Parents and grandparents were busy stocking up on binders, pencils and school clothes in Montgomery on Sunday, the final day of the 2012 Alabama sales-tax holiday. It was the state’s seventh annual sales-tax holiday, which began at 12:01 a.m. Friday and ended at midnight Sunday.

The state suspends the four percent sales tax on certain school supplies and clothes. Most local governments, including Millbrook, Montgomery, Wetumpka and Prattville, elected to suspend collections of their sales taxes as well.

Montgomery Mayor Todd Strange was in contact with the larger area retailers all weekend, and said on Sunday evening that they were all reporting steady streams of shoppers, and that they were all buying.

Strange said that he looked back over the sales tax numbers from all the years of the sales-tax holiday, and felt certain that the holiday doesn’t really take tax away from the city.

He said besides helping families save money, the holiday also gives retailers a chance to really promote sales, and helps the city because it increases the revenue stream.

The National Retail Federation estimates that parents of K-12 students will spend $688 this year on back-to-school items.

Shoppers had the opportunity to purchase clothing, computers and software and school supplies, including art supplies and instructional material, free of the sales tax.

Shamika and Otis McCall were at Target on Berryhill Road on Sunday, buying binders, folders, notebooks and more for their four children, who will be in the eighth, seventh, sixth and fourth grades in Montgomery schools.

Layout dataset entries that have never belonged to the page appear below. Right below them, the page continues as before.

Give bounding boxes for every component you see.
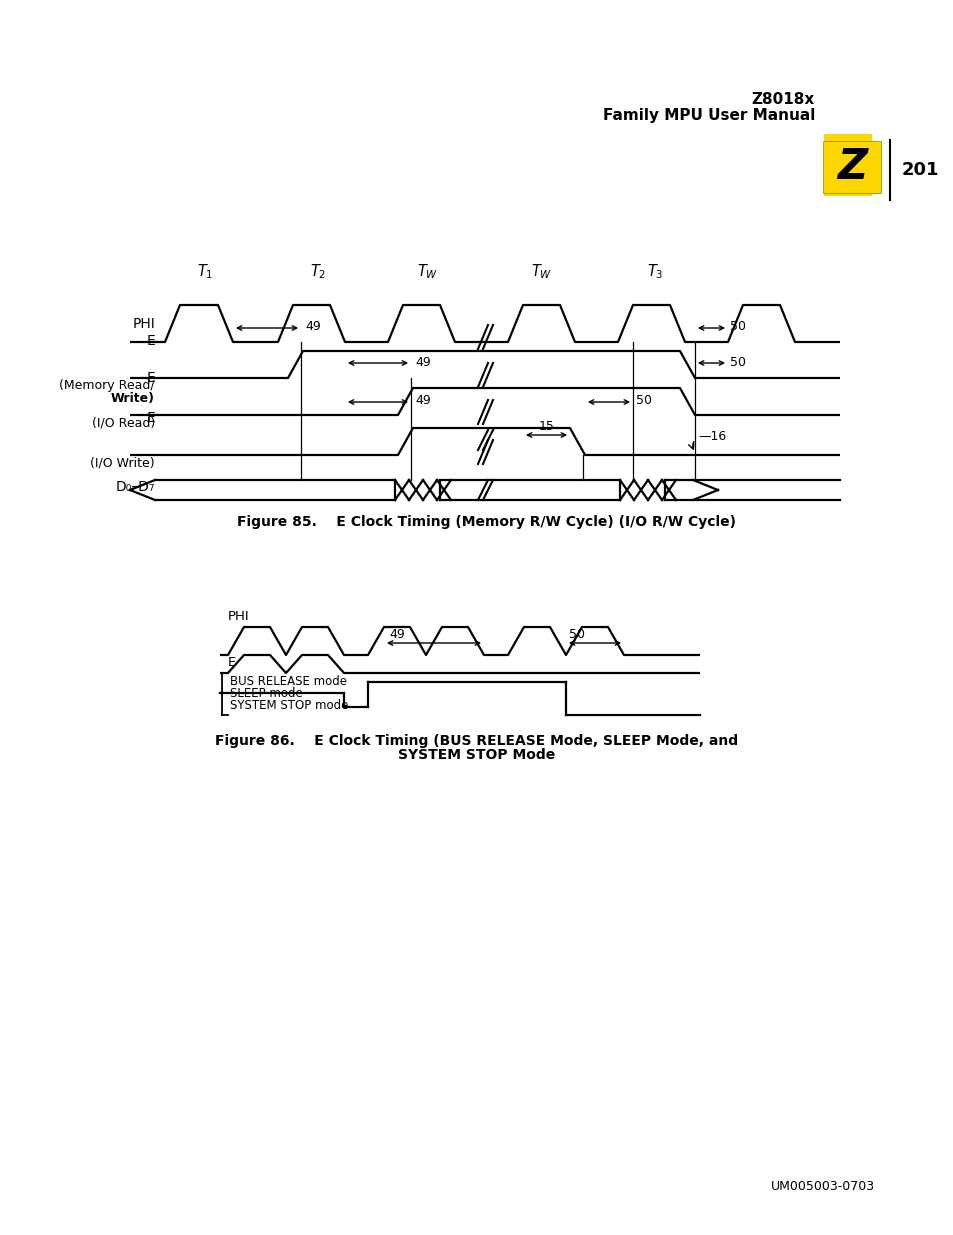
Text: 49: 49 — [415, 394, 431, 408]
Text: 50: 50 — [729, 356, 745, 368]
Text: D₀–D₇: D₀–D₇ — [115, 480, 154, 494]
Text: Figure 85.    E Clock Timing (Memory R/W Cycle) (I/O R/W Cycle): Figure 85. E Clock Timing (Memory R/W Cy… — [237, 515, 736, 529]
Text: E: E — [146, 333, 154, 348]
Text: 201: 201 — [901, 161, 938, 179]
Text: BUS RELEASE mode: BUS RELEASE mode — [230, 676, 347, 688]
Text: (Memory Read/: (Memory Read/ — [59, 379, 154, 391]
Text: $T_2$: $T_2$ — [310, 263, 326, 282]
Text: $T_3$: $T_3$ — [646, 263, 662, 282]
Text: 50: 50 — [568, 629, 584, 641]
Text: Write): Write) — [111, 391, 154, 405]
Text: PHI: PHI — [132, 316, 154, 331]
Text: Z8018x: Z8018x — [751, 91, 814, 107]
Text: E: E — [228, 656, 236, 669]
FancyBboxPatch shape — [822, 141, 880, 193]
Text: SLEEP mode: SLEEP mode — [230, 687, 302, 700]
Text: PHI: PHI — [228, 610, 250, 622]
Text: $T_W$: $T_W$ — [531, 263, 552, 282]
Text: 49: 49 — [389, 629, 404, 641]
Text: UM005003-0703: UM005003-0703 — [770, 1179, 874, 1193]
Text: Family MPU User Manual: Family MPU User Manual — [602, 107, 814, 124]
Text: E: E — [146, 370, 154, 385]
Text: SYSTEM STOP Mode: SYSTEM STOP Mode — [398, 748, 555, 762]
Text: —16: —16 — [698, 431, 725, 443]
Text: 50: 50 — [636, 394, 651, 408]
Text: (I/O Read): (I/O Read) — [91, 416, 154, 429]
Text: 15: 15 — [538, 420, 554, 433]
Text: 49: 49 — [415, 356, 431, 368]
Text: 50: 50 — [729, 321, 745, 333]
Text: SYSTEM STOP mode: SYSTEM STOP mode — [230, 699, 348, 713]
Text: $T_1$: $T_1$ — [196, 263, 213, 282]
Text: $T_W$: $T_W$ — [416, 263, 438, 282]
Text: Figure 86.    E Clock Timing (BUS RELEASE Mode, SLEEP Mode, and: Figure 86. E Clock Timing (BUS RELEASE M… — [215, 734, 738, 748]
Text: E: E — [146, 411, 154, 425]
Text: Z: Z — [828, 140, 866, 191]
Text: 49: 49 — [305, 321, 320, 333]
Text: Z: Z — [836, 146, 866, 188]
Text: (I/O Write): (I/O Write) — [91, 456, 154, 469]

The school supply lists seem to get longer each year, and the McCalls had to have it all. Copier paper, Post-It notes, Expo markers, hand sanitizer and tissues are just some of the items on their schools’ lists. And they have to have uniforms for all four kids, with different colored polo shirts.

But it isn’t just parents of K-12 kids who benefited from the sales-tax holiday.

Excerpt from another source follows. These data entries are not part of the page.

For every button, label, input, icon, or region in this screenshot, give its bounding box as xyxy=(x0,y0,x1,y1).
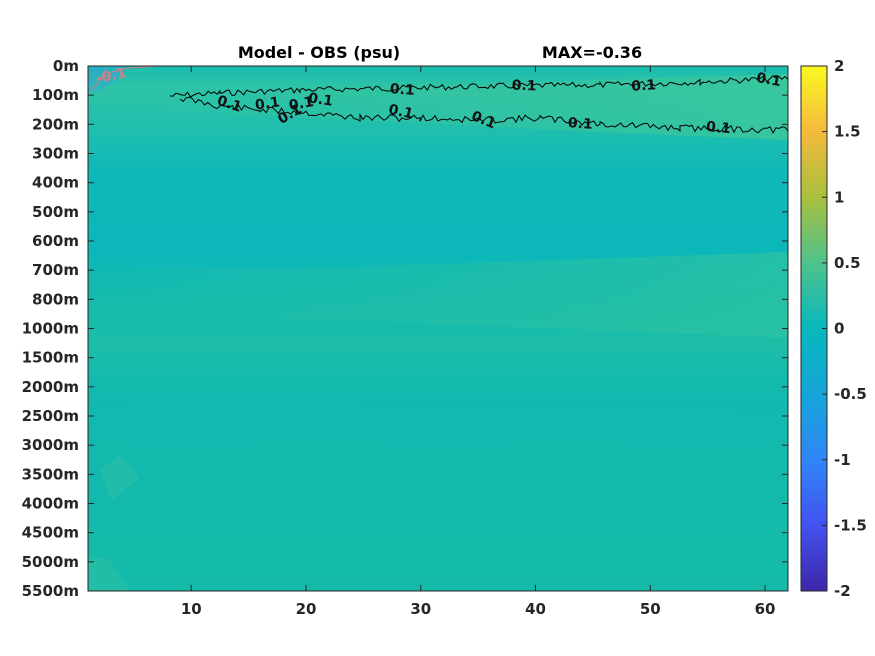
colorbar-tick-label: 1 xyxy=(834,188,844,206)
contour-neg0.1 xyxy=(91,66,161,91)
positive-band-100-200m xyxy=(88,74,788,140)
y-tick-label: 200m xyxy=(32,115,79,133)
contour-0.1-lower xyxy=(179,96,788,134)
y-tick-label: 5500m xyxy=(22,582,79,600)
contour-label: 0.1 xyxy=(389,81,415,99)
y-tick-label: 3500m xyxy=(22,465,79,483)
colorbar-tick-label: -2 xyxy=(834,582,851,600)
chart-title: Model - OBS (psu) xyxy=(238,43,400,62)
y-tick-label: 2000m xyxy=(22,378,79,396)
x-tick-label: 10 xyxy=(181,600,202,618)
contour-label: -0.1 xyxy=(95,65,128,87)
x-tick-label: 20 xyxy=(296,600,317,618)
contour-0.1-upper xyxy=(169,75,788,98)
contour-label: 0.1 xyxy=(705,119,731,138)
colorbar-tick-label: -1 xyxy=(834,451,851,469)
y-tick-label: 1500m xyxy=(22,349,79,367)
colorbar-axis: 2 1.5 1 0.5 0 -0.5 -1 -1.5 -2 xyxy=(822,57,867,600)
x-axis: 10 20 30 40 50 60 xyxy=(181,66,776,618)
y-tick-label: 800m xyxy=(32,290,79,308)
y-tick-label: 600m xyxy=(32,232,79,250)
positive-zone-700-1000m xyxy=(88,252,788,338)
contour-label: 0.1 xyxy=(755,70,782,90)
bottom-patch xyxy=(88,555,130,591)
y-tick-label: 4500m xyxy=(22,524,79,542)
chart-subtitle: MAX=-0.36 xyxy=(542,43,642,62)
y-tick-label: 5000m xyxy=(22,553,79,571)
x-tick-label: 30 xyxy=(410,600,431,618)
contour-label: 0.1 xyxy=(511,78,536,95)
surface-negative-patch xyxy=(88,66,130,92)
y-tick-label: 2500m xyxy=(22,407,79,425)
x-tick-label: 40 xyxy=(525,600,546,618)
deep-patch xyxy=(100,455,140,500)
contour-lines xyxy=(91,66,788,134)
y-tick-label: 500m xyxy=(32,203,79,221)
contour-label: 0.1 xyxy=(631,77,657,95)
deep-slight-positive xyxy=(88,400,788,591)
contour-label: 0.1 xyxy=(215,93,244,116)
y-tick-label: 1000m xyxy=(22,320,79,338)
colorbar-tick-label: 2 xyxy=(834,57,844,75)
heatmap-field xyxy=(88,66,788,591)
x-tick-label: 50 xyxy=(640,600,661,618)
y-tick-label: 3000m xyxy=(22,436,79,454)
contour-label: 0.1 xyxy=(387,102,415,123)
x-tick-label: 60 xyxy=(755,600,776,618)
y-tick-label: 0m xyxy=(53,57,79,75)
y-tick-label: 300m xyxy=(32,145,79,163)
y-tick-label: 400m xyxy=(32,174,79,192)
colorbar-tick-label: -1.5 xyxy=(834,516,867,534)
contour-label: 0.1 xyxy=(288,94,315,114)
contour-label: 0.1 xyxy=(567,115,593,133)
y-tick-label: 100m xyxy=(32,86,79,104)
y-axis: 0m 100m 200m 300m 400m 500m 600m 700m 800m 1000m 1… xyxy=(22,57,788,600)
contour-label: 0.1 xyxy=(307,90,334,109)
colorbar-tick-label: -0.5 xyxy=(834,385,867,403)
contour-label: 0.1 xyxy=(254,94,281,113)
y-tick-label: 4000m xyxy=(22,495,79,513)
colorbar-tick-label: 0 xyxy=(834,320,844,338)
y-tick-label: 700m xyxy=(32,261,79,279)
colorbar-tick-label: 1.5 xyxy=(834,123,861,141)
colorbar-tick-label: 0.5 xyxy=(834,254,861,272)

Frances Sankey was at Target shopping for her daughter, 23, who is attending graduate school at UAB. She had a cart filled with notebooks and was out to find pencils and reams of paper, among other supplies.

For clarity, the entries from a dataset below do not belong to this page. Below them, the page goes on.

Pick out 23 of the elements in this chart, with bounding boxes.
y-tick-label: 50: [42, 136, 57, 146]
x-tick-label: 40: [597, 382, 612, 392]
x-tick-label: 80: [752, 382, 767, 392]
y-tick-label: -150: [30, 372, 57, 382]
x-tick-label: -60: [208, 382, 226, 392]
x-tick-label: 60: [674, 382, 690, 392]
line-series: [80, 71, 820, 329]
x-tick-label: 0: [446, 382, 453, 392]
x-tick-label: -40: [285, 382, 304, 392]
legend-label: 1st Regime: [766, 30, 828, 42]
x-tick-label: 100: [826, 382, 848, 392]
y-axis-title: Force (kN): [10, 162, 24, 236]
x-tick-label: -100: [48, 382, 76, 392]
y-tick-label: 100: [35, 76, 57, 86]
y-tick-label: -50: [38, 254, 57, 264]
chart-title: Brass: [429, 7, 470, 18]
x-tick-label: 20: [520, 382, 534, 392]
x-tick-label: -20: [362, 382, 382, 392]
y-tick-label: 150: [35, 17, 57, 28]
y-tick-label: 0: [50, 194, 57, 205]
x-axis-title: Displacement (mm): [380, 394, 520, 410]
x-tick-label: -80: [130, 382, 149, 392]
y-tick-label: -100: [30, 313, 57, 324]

“I know I’m only getting a few things today, and I have a whole lot more stuff to get later on, but at least today I can save some,” Sankey said.

Nancy Dennis, spokeswoman for the Alabama Retail Association, said Sunday that the retailers she had spoken to all reported steady traffic, even with rains this weekend. Some were off to a slow start Friday, but had picked up the pace Saturday and Sunday.

Dennis also said the retailers are happy that the public schools are starting later this year.

She said some retailers felt that when school started right after the holiday, as it has in past years, many people already had finished their shopping by then, because they preferred not to wait until the last minute.

This year, Montgomery, Elmore and Autauga counties’ public schools report back on Aug. 20.

Dennis said retailers don’t have to report their August sales until mid-September, so numbers won’t be released until the first of October.

But from informal reports, at least, the bigger stores have been busy. Julie Larsen, executive team leader for human resources for Target, confirmed that it has been a busy weekend.

“We haven’t had a minute where it’s been quiet,” she said.